Ensemble methods¶
The ensemble methods are based on [Ruyssinck2014] . The three main executables work the same way and have the same options. They all work by resampling the expression data along samples and genes, which often reduces variance in their predictions:
el-ensemble
: Uses an ensemble of Elastic Net regression predictors.svm-ensemble
: Uses an ensemble of Support Vector Machine predictors.llr-ensemble
: Uses an ensemble of Support Vector Machine predictors.
The Elastic Net code uses the GLMNET Fortran backend from [Friedman2010] .
Running Ensembles¶
Each ensemble needs a minimum of two input files:
-i, --infile
: An expression matrix (genes are columns, samples are rows) without headers.-g, --genes
: A file containing gene names that correspond to columns in the expression matrix.
Here is an example matrix containing expression data for five genes in ten samples:
0.4254475 0.0178292 0.9079888 0.4482474 0.1723238
0.4424002 0.0505248 0.8693676 0.4458513 0.1733112
1.0568470 0.2084539 0.4674478 0.5050774 0.2448833
1.1172264 0.0030010 0.3176543 0.3872039 0.2537921
0.9710677 0.0010565 0.3546514 0.4745322 0.2077183
1.1393856 0.1220468 0.4024654 0.3484362 0.1686139
1.0648694 0.1405077 0.4817628 0.4748571 0.1826433
0.8761173 0.0738140 1.0582917 0.7303661 0.0536562
1.2059661 0.1534070 0.7608608 0.6558457 0.1577311
1.0006755 0.0789863 0.8036309 0.8389751 0.0883061
In the genes files, we provide the column headers for the expression matrix in order:
G1
G2
G3
G4
G5
With that, we can run the ensembles:
el-ensemble -i expr_mat.tsv -g genes.txt
svm-ensemble -i expr_mat.tsv -g genes.txt
llr-ensemble -i expr_mat.tsv -g genes.txt
The output is a square matrix of scores:
0 0 0.876 0.124 0
0.894 0 0.106 0 0
0.894 0 0 0.106 0
0.894 0 0.106 0 0
0.894 0 0.106 0 0
Optional arguments for the Ensemble methods¶
-s, --scale
: This triggers feature scaling of the expression matrix before the regression calculation. Generally this should be on.-X, --max-experiment-size
: In each resampling iteration, choose maximally this many samples along rows (experiments) of the dataset.-x, --min-experiment-size
: In each resampling iteration, choose minimally this many samples along rows (experiments) of the dataset.-P, --max-predictor-size
: In each resampling iteration, choose maximally this many genes along columns (predictors) of the dataset.-p, --min-predictor-size
: In each resampling iteration, choose minimally this many genes along columns (predictors) of the dataset.-e, --ensemble
: Perform this many resampling iterations for each gene.

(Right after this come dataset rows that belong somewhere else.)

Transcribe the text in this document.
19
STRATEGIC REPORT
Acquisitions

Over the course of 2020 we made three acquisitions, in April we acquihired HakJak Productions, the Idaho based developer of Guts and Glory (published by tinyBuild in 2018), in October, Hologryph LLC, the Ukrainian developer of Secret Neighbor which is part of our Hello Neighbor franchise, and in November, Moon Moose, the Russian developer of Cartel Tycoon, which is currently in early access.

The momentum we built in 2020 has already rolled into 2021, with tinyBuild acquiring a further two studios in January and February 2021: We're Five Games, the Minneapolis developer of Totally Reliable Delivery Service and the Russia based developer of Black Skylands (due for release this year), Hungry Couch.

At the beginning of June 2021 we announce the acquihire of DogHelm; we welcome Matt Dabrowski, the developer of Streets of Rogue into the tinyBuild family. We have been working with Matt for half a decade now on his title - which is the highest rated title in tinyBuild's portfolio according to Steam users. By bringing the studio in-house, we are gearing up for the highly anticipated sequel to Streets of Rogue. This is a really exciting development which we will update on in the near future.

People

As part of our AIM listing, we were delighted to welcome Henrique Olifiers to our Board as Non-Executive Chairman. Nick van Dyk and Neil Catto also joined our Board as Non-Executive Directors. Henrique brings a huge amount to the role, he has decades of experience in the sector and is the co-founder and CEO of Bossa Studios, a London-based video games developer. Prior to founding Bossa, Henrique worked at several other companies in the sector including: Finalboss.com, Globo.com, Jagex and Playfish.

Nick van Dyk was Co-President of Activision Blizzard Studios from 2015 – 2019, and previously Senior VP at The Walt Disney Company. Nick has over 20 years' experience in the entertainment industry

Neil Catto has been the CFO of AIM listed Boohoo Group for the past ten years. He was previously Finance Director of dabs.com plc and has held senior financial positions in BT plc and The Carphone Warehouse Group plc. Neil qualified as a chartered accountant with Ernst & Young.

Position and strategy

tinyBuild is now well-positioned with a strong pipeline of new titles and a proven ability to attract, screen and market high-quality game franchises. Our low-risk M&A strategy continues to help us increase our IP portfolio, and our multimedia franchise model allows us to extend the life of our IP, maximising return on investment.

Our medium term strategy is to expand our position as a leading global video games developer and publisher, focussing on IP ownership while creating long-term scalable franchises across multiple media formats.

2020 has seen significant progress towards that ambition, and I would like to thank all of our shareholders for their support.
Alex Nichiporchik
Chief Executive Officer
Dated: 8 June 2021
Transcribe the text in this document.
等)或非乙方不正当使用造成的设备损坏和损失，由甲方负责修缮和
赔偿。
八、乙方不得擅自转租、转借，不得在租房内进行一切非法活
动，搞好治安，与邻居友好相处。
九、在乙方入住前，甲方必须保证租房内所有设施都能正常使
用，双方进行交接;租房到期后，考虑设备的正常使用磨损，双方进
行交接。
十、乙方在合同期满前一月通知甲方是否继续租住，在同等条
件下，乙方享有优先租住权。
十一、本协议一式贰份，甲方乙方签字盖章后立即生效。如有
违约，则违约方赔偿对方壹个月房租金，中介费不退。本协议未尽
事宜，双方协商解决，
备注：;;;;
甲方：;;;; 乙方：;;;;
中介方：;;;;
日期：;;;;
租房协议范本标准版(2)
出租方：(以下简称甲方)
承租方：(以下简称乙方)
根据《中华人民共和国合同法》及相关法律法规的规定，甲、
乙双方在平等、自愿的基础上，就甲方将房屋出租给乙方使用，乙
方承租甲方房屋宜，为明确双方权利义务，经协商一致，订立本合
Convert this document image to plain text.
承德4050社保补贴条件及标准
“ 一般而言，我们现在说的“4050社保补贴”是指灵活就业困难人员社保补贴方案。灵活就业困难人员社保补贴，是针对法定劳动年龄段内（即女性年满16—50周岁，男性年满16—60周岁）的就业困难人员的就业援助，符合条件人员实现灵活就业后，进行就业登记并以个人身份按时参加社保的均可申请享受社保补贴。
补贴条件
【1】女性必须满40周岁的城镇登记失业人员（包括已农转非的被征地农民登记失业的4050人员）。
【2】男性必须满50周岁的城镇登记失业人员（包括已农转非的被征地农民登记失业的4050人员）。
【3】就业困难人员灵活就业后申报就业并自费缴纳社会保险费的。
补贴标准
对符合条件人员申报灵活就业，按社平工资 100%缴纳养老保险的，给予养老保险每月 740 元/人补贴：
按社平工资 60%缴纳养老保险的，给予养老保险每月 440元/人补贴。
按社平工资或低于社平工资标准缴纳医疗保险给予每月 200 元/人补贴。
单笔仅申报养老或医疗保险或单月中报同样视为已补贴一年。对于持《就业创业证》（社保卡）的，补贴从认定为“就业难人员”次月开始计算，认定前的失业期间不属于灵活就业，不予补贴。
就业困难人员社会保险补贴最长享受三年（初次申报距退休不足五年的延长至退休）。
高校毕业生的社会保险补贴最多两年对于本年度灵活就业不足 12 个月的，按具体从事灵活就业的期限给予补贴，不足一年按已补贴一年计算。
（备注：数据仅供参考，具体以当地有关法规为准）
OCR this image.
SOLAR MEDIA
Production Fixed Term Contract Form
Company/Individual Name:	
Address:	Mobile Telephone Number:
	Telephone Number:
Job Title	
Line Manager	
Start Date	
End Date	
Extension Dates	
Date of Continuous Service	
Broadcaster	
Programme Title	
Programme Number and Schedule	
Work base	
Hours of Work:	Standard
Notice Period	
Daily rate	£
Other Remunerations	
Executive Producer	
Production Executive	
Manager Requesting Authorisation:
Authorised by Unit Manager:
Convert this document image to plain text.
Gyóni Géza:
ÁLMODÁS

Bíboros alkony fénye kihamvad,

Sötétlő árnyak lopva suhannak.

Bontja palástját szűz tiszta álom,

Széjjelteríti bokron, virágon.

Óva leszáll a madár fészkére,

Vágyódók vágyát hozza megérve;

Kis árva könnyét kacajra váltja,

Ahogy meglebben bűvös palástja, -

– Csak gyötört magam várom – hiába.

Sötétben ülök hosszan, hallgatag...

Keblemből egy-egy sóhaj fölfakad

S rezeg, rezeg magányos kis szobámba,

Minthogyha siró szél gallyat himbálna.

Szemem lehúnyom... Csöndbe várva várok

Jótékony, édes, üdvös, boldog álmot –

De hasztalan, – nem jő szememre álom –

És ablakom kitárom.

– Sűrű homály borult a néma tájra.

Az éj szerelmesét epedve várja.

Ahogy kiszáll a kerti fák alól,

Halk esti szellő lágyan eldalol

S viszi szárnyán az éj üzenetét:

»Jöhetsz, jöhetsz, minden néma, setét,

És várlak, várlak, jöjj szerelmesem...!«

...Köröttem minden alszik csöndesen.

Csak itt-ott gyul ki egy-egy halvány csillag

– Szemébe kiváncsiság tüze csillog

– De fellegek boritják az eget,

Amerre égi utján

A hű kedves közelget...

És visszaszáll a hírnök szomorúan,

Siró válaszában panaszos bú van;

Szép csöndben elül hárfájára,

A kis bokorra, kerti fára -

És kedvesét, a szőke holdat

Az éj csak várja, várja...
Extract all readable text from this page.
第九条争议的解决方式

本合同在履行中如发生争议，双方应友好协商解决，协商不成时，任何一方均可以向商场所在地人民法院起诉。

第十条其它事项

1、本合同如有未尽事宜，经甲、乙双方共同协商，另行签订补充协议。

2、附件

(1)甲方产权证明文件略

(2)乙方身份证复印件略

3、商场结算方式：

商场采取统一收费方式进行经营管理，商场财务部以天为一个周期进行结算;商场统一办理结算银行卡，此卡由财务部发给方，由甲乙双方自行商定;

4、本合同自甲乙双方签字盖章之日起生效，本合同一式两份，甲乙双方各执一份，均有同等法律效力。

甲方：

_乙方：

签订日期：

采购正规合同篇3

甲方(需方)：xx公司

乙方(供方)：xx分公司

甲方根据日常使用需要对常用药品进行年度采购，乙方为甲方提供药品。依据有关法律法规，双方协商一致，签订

The sampling boundaries -X
, -x
, -P
and -p
default to 4/5th of
samples/predictors for the upper bound and 1/5th for the lower. In runs with small
experiment sizes (<50) one should set this manually higher to avoid undersampling.
In these cases, I suggest 90% for the upper boundary and 50% for the lower (in experiments). These are absolute numbers. E.g., if you have 50 samples and you want 50% - 90% as a lower & upper bound, set -x 25 -X 45
.
Running ensembles for a subset of genes¶
Often we have only a small number of genes of interest. We can instruct
the ensembles to only calculate interactions involving those genes by
providing a -t, --targets
file containing these gene names:
G3
G4
And running it with the -t, --targets
options:
llr-ensemble -i expr_mat.tsv -g genes.txt -t targets.txt
svm-ensemble -i expr_mat.tsv -g genes.txt -t targets.txt
el-ensemble -i expr_mat.tsv -g genes.txt -t targets.txt
In this case we will receive an edge list as output:
G3 G1 0.894
G3 G2 0
G3 G4 0.106
G3 G5 0
G4 G1 0.894
G4 G2 0
G4 G3 0.106
G4 G5 0
Running Ensembles in MPI mode¶
Each ensemble can use parallel processing. For general info
on how to run parallel algorithms in seidr
, please see Using multiple processors to infer networks
The difference between SVM and LLR¶
LLR and SVM are based on different implementations of SVMs in C. One is based on LibLinear , the other on LibSVM using a linear kernel. While they should in general agree most of the time, coefficients are handled differently. SVM is closer to the reference implementation by [Ruyssinck2014] , but LLR is much faster.